Während Max Webers Postulat einer Verantwortungsethik nur die Solidarität hinsichtlich der
Interessen einer Gemeinschaft bzw. eines Staatsvolks unterstellte, so daß sie den Politiker
allein für den Erfolg im Sinne dieser Binneninteressen verantwortlich machte, wird heute eine
Solidarität der Menschheit und eine Mitverantwortung der Politik für die gesamte Menschheit
gefordert.

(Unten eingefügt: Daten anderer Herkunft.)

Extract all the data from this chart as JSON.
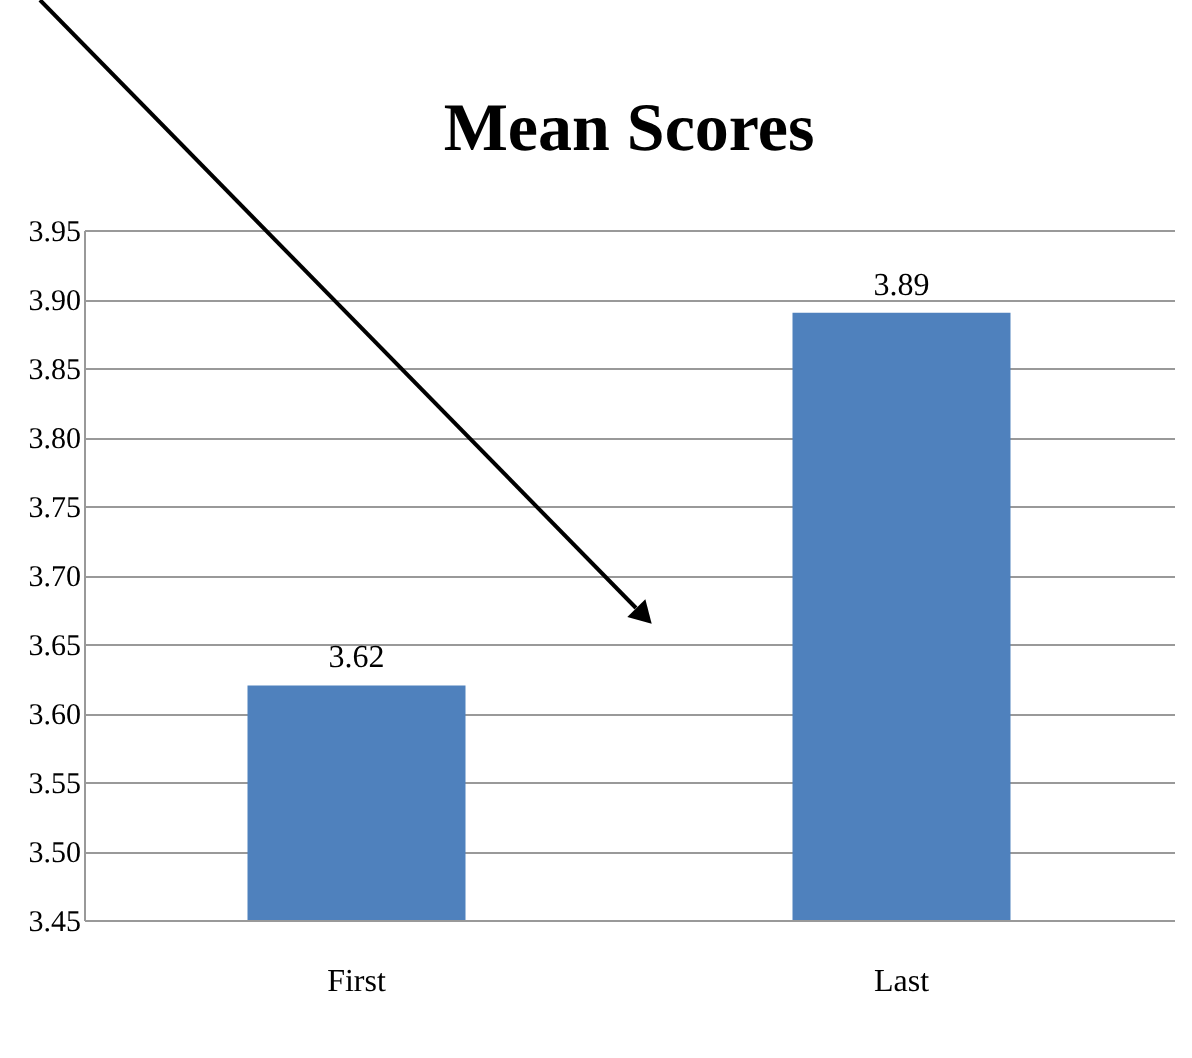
{
  "chart_data": {
    "type": "bar",
    "title": "Mean Scores",
    "categories": [
      "First",
      "Last"
    ],
    "values": [
      3.62,
      3.89
    ],
    "color": "#4f81bd",
    "ylim": [
      3.45,
      3.95
    ],
    "yticks": [
      3.45,
      {
        "value": 3.5,
        "label": "3.50"
      },
      3.55,
      {
        "value": 3.6,
        "label": "3.60"
      },
      3.65,
      {
        "value": 3.7,
        "label": "3.70"
      },
      3.75,
      {
        "value": 3.8,
        "label": "3.80"
      },
      3.85,
      {
        "value": 3.9,
        "label": "3.90"
      },
      3.95
    ],
    "grid": "y",
    "data_labels": true
  }
}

Solidarität hat dabei den im Godesberger Programm der SPD von 1959 entfalteten
Doppelsinn (a) einer Verbundenheit der Menschen als Interessensubjekte in einer ökologischökonomisch verflochtenen Welt und (b) einer weltweiten gegenseitigen Verpflichtung, die
legitimen Interessen der anderen und zumal der Schwachen beim eigenen politischen Handeln
zu beachten. Auf diesen universalen Horizont sind heute signifikante politisch-ethische
Argumente und Forderungen der kritischen Öffentlichkeit bezogen; sie verweisen auf eine
globale und zukunftsbezogene Verantwortungsethik.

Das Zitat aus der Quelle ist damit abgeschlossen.